Female Musicians Banned from Charity Performance Minutes before Concert
A charity concert was disrupted in northwest Iran last week, and women musicians were banned from performing.
The ILNA news agency reported on the surprise prohibition of women musicians from the May 22nd event, which is one of the largest annual charity programs in the city of Qazvin.
The women are part of a traditional musical group that was scheduled to play the charity program in the auditorium of the Azad University of Qazvin. Before the concert began University President Moussa Khani entered the auditorium and ordered the women in the group to leave, explaining that they were banned from performing in the show. The women were forced to leave the venue and were not allowed to watch the male musicians perform from the audience.
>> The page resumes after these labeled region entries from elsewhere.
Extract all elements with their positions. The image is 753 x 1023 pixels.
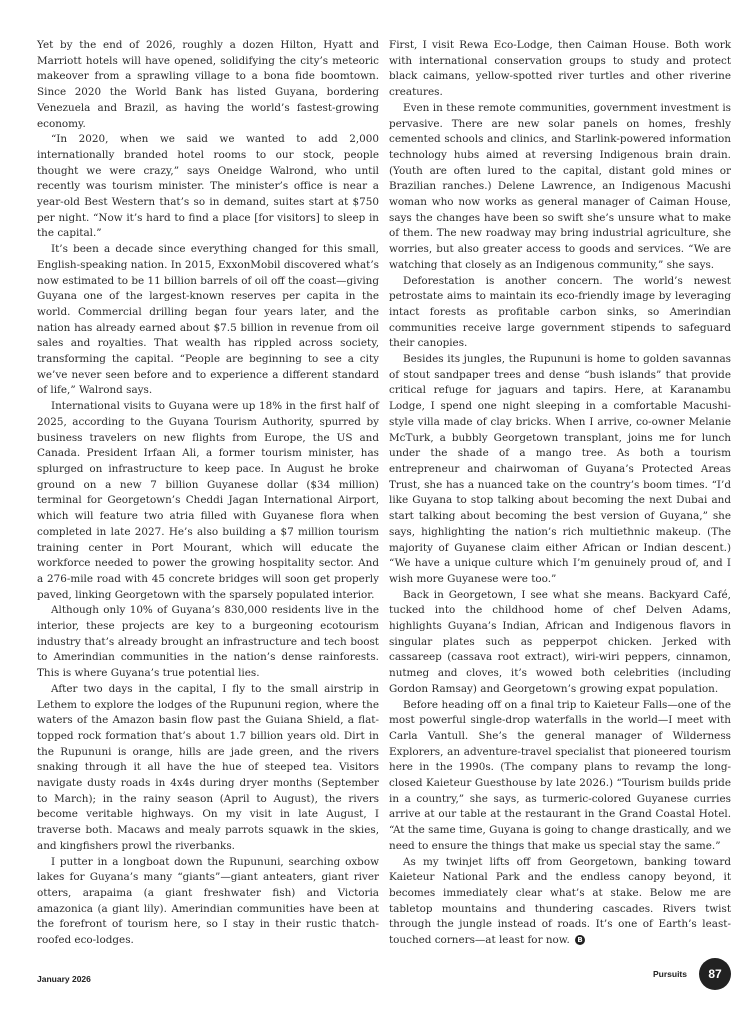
paragraph: After two days in the capital, I fly to …: [37, 682, 379, 855]
paragraph: Besides its jungles, the Rupununi is hom…: [389, 352, 731, 588]
paragraph: First, I visit Rewa Eco-Lodge, then Caim…: [389, 38, 731, 101]
paragraph: Back in Georgetown, I see what she means…: [389, 588, 731, 698]
section-name: Pursuits: [653, 969, 687, 979]
paragraph: Even in these remote communities, govern…: [389, 101, 731, 274]
page-footer: January 2026 Pursuits 87: [37, 958, 731, 988]
left-column: Yet by the end of 2026, roughly a dozen …: [37, 38, 379, 949]
paragraph: Yet by the end of 2026, roughly a dozen …: [37, 38, 379, 132]
article-body: Yet by the end of 2026, roughly a dozen …: [37, 38, 731, 949]
paragraph: Before heading off on a final trip to Ka…: [389, 698, 731, 855]
paragraph-text: As my twinjet lifts off from Georgetown,…: [389, 856, 731, 947]
paragraph: Deforestation is another concern. The wo…: [389, 274, 731, 353]
magazine-page: Yet by the end of 2026, roughly a dozen …: [37, 38, 731, 949]
page-number-badge: 87: [699, 958, 731, 990]
paragraph: It’s been a decade since everything chan…: [37, 242, 379, 399]
right-column: First, I visit Rewa Eco-Lodge, then Caim…: [389, 38, 731, 949]
paragraph: I putter in a longboat down the Rupununi…: [37, 855, 379, 949]
paragraph: Although only 10% of Guyana’s 830,000 re…: [37, 603, 379, 682]
page-number: 87: [708, 967, 721, 981]
paragraph: International visits to Guyana were up 1…: [37, 399, 379, 603]
footer-right: Pursuits 87: [653, 958, 731, 990]
paragraph-final: As my twinjet lifts off from Georgetown,…: [389, 855, 731, 949]
paragraph: “In 2020, when we said we wanted to add …: [37, 132, 379, 242]
end-mark-icon: B: [575, 935, 585, 945]
issue-date: January 2026: [37, 974, 91, 984]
Ahmad Shokri, the organizer of the charity event, spoke to ILNA about the incident. He said: “The group female musicians is the most respected traditional music group in Qazvin province who agreed to perform for the charity for free. But in the middle of the event, by the order of the dean of Azad University of Qazvin, they were prohibited to perform on the stage.”
“They were not even allowed to sit in the audience, which prompted many of the artists to leave the event in protest,” Shokri added.
Prohibition of Artistic Expression
Artistic expression is commonly targeted for suppression by the extremist regime. State-run television will not even show musical instruments in its broadcasts. Women are subject to the most repressive restrictions on artistic performance though. Women are forbidden from publicly performing in theaters and music groups. Women may not perform as vocalists in the presence of men.
In February 2019, the regime’s religious police banned a pop group after a female guitarist sang a 12-second solo during a concert in Tehran.
On May 17, 2019, Negar Moazzam was placed under surveillance by the Prosecutor’s Office of Isfahan Province after singing a song during a sightseeing trip to the historical village of Abyaneh.
After the 1979 Revolution, women were forbidden from singing in public. Many female singers fled the country as a result. Those who did not were forced to stay home and silence their voices.
Women must have freedom of choice for selecting their attire. The compulsory veiling law must be abolished; and it will be abolished. Women must particularly have the right to equal participation in the society's political leadership.#IWD2019 #InternationalWomensDay#Iran pic.twitter.com/E9mo54ZYN9
— Maryam Rajavi (@Maryam_Rajavi) March 8, 2019
Women are subjected to a number of misogynistic restrictions by the Iranian regime. Female athletes are banned from public performances. Women are not even allowed to enter stadiums when men are competing.
Public cycling by women was recently banned in the city of Isfahan after pressure from clerical leaders. Women found in violation may have their bicycles confiscated.
At the beginning of Ramadan, regime Supreme Leader Ali Khamenei warned men that they should not even look at women during the holy month. He said that morality police would enforce the restriction and violators would be punished.
In the free #Iran of tomorrow, Iranian women will uproot violence and injustice with their active and equal participation in political leadership. #VAW #ViolenceAgainstWomen pic.twitter.com/eUz1YDYelw
— Maryam Rajavi (@Maryam_Rajavi) November 24, 2018
The recent crackdown on women is part of the regime’s latest strategy to avoid overthrow through fear and suppression. The mullahs, who are fearful that the economic catastrophe enveloping the country will lead to a widespread revolt led by the MEK, hope that creating a climate of fear will prevent the people from rising up. This strategy has only served to make the Iranian people angrier.